4 All information is important!
Do not be caught off guard with questions such as history of disease in the family and in our own lives. If we suffer from more than one disease, take your previous outpatient cards, final reports, in a chronological order and in a folder. All this allows us to save money, which we can turn into solving your health problem instead of wasting it on sorting your documents.
TIP: Many people fall into the trap of telling their doctors only a part of the symptoms with the exclamation “I thought it is not relevant!”. Since out organisation works as an intertwined whole, mentioning a seemingly irrelevant symptom may help the doctor set up the right diagnosis. You should therefore say more, not less.
5 Do not be afraid to ask!
Doctor’s consultation is limited, the patient is usually embarrassed and foreign words are thrown at them constantly. No doctor would probably turn you down if you kindly ask them to summarise one more time what health care problem you are facing, and what you should pay attention to.
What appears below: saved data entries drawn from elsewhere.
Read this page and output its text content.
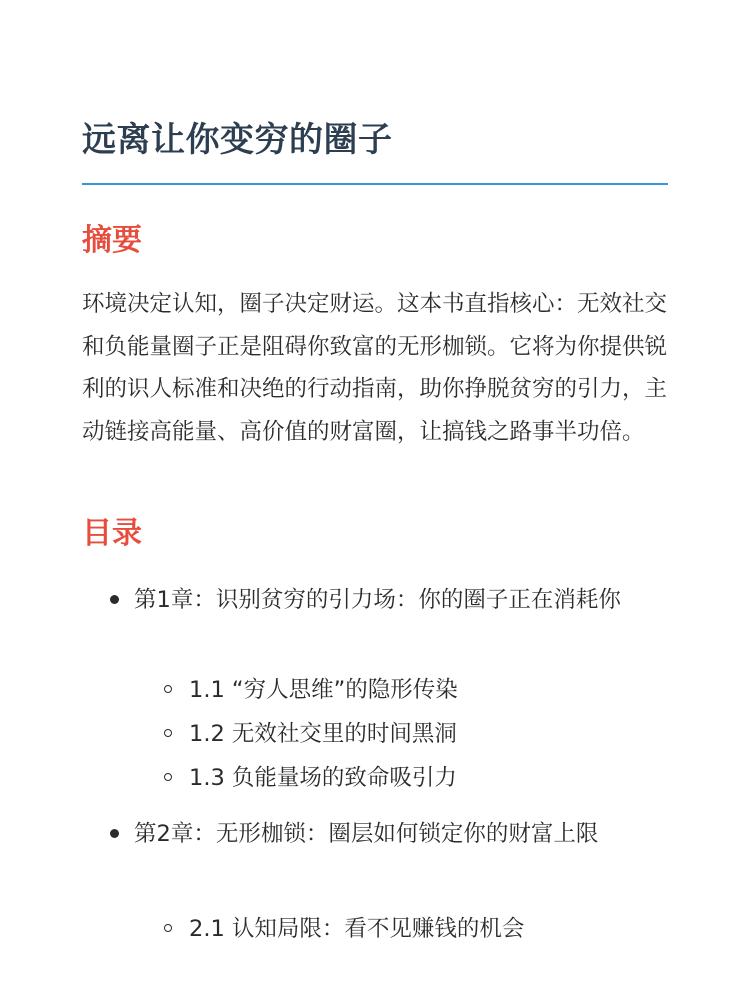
远离让你变穷的圈子
摘要

环境决定认知，圈子决定财运。这本书直指核心：无效社交和负能量圈子正是阻碍你致富的无形枷锁。它将为你提供锐利的识人标准和决绝的行动指南，助你挣脱贫穷的引力，主动链接高能量、高价值的财富圈，让搞钱之路事半功倍。

目录
第1章：识别贫穷的引力场：你的圈子正在消耗你
1.1 “穷人思维”的隐形传染
1.2 无效社交里的时间黑洞
1.3 负能量场的致命吸引力
第2章：无形枷锁：圈层如何锁定你的财富上限
2.1 认知局限：看不见赚钱的机会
TIP: If you were in the position more than once when questions came to your mind after you have left the office, next time prepare by writing your questions on a piece of paper.
6 The time factor
When you have a booked appointment, arrive 5-10 minutes early. Namely, a doctor-patient meeting is often preceded by administrative tasks. Be prepared for delays. They usually happen if one of the patients arrive with unexpected problems which need extra time. Do not get angry about it. If you are the one having unexpected problems and questions, other patients will probably acknowledge that your visit takes more time.
If the surgery adopts a first come first serve policy, always inquire from the other patients waiting who was there before you. If there is a note on the surgery’s door saying the consultation does not happen in first come first served order, it is worth taking into consideration.
TIP: Take some magazines or books with you to read while waiting, or perhaps use the time available to write down the questions you would like to ask the doctor. During the wait you may also think about the errands you need to run that week or return your missed calls.
If you are taking your child with you to the appointment, take care of their food and drink as well as modes of entertaining them. If you needed to leave for the surgery in a hurry, and could not prepare for the wait, try to entertain your child with games like rock-paper-scissors, word chain, twenty questions, etc.